Estudos conduzidos por pesquisadores da Universidade de New South Wales (UNSW), na Austrália, em parceria com cientistas da NASA, apontam que é possível converter esse calor residual em energia elétrica. A tecnologia ainda está em fase experimental, mas já é vista como estratégica para satélites e missões espaciais de longa duração.
A ciência por trás do calor noturno
Durante o dia, superfícies terrestres e estruturas artificiais absorvem calor solar. À noite, esse calor é devolvido ao espaço na forma de radiação infravermelha, um tipo de energia invisível, mas mensurável. É justamente esse fenômeno que fundamenta a energia solar noturna.
No centro da tecnologia está o diodo termorradiativo, um semicondutor que funciona de maneira oposta aos painéis solares tradicionais. Enquanto os painéis absorvem luz para gerar eletricidade, o diodo emite radiação infravermelha e, a partir da diferença de temperatura entre o dispositivo aquecido e o frio extremo do espaço, produz corrente elétrica.
Segundo o professor Ned Ekins-Daukes, da UNSW, a Terra literalmente “brilha” à noite quando observada por câmeras infravermelhas.
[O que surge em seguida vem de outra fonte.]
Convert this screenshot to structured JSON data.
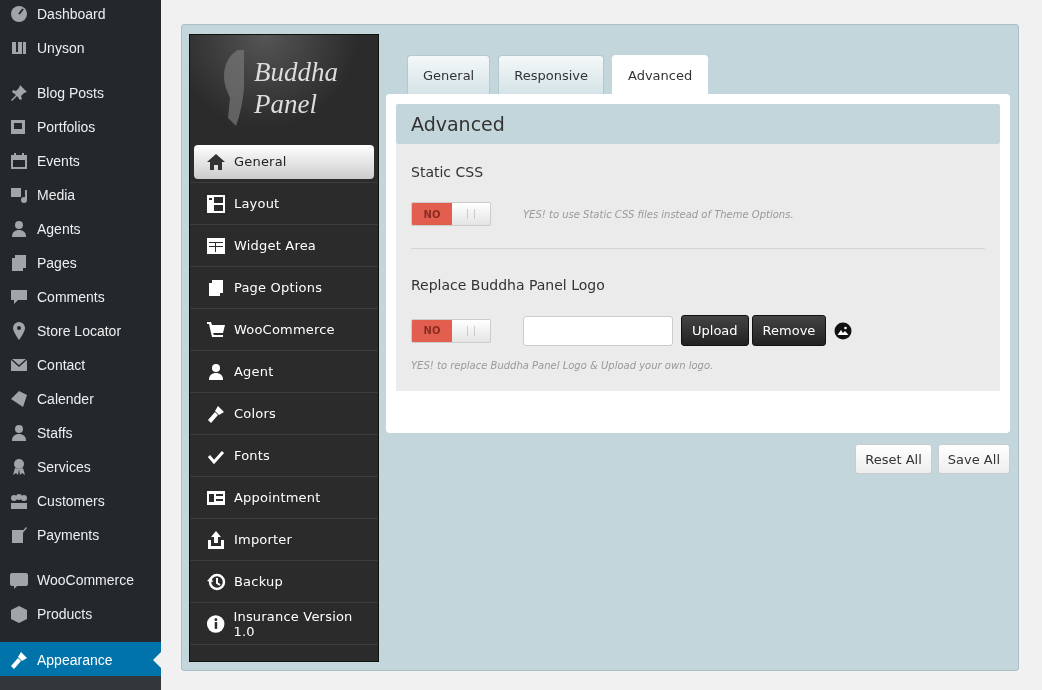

Em 2022, sua equipe demonstrou experimentalmente que esse brilho térmico pode ser convertido em eletricidade, consolidando o conceito da geração elétrica noturna.
Aplicações estratégicas no espaço
Na superfície da Terra, a eficiência da energia solar noturna ainda é limitada. A atmosfera reduz o contraste térmico necessário para uma produção significativa de eletricidade. No espaço, porém, o cenário é diferente — e promissor.
Satélites em órbita passam por ciclos constantes de luz e sombra. Nesse ambiente, a energia solar noturna pode atuar como fonte complementar, permitindo que equipamentos continuem operando mesmo durante eclipses, quando ficam temporariamente sem luz solar direta.
Para a NASA, a tecnologia pode representar:
- Maior eficiência energética em satélites;
- Redução da dependência de baterias pesadas;
- Aproveitamento do calor residual dos próprios componentes das naves.
Além disso, em missões espaciais mais distantes, os diodos termorradiativos podem ajudar a reduzir o uso de geradores movidos a plutônio — sistemas caros, complexos e volumosos atualmente utilizados no espaço profundo.
Um futuro mais constante para a energia renovável
Pesquisadores como Geoffrey Landis e Stephen Polly, da NASA, avaliam que conjuntos de diodos menores podem substituir parte dos sistemas tradicionais, aumentando a eficiência energética e diminuindo o peso das missões. Paralelamente, estudos em novos materiais buscam garantir resistência a altas temperaturas e longa durabilidade, essenciais para operações que podem durar décadas.
Com testes em ambientes quase espaciais previstos para os próximos anos e apoio institucional internacional, a expectativa é que a energia solar noturna avance do laboratório para aplicações práticas.
Ao transformar calor que antes simplesmente se dissipava no espaço em eletricidade, a tecnologia amplia as fronteiras da energia renovável e reforça uma ideia poderosa: mesmo na escuridão, ainda há energia a ser aproveitada.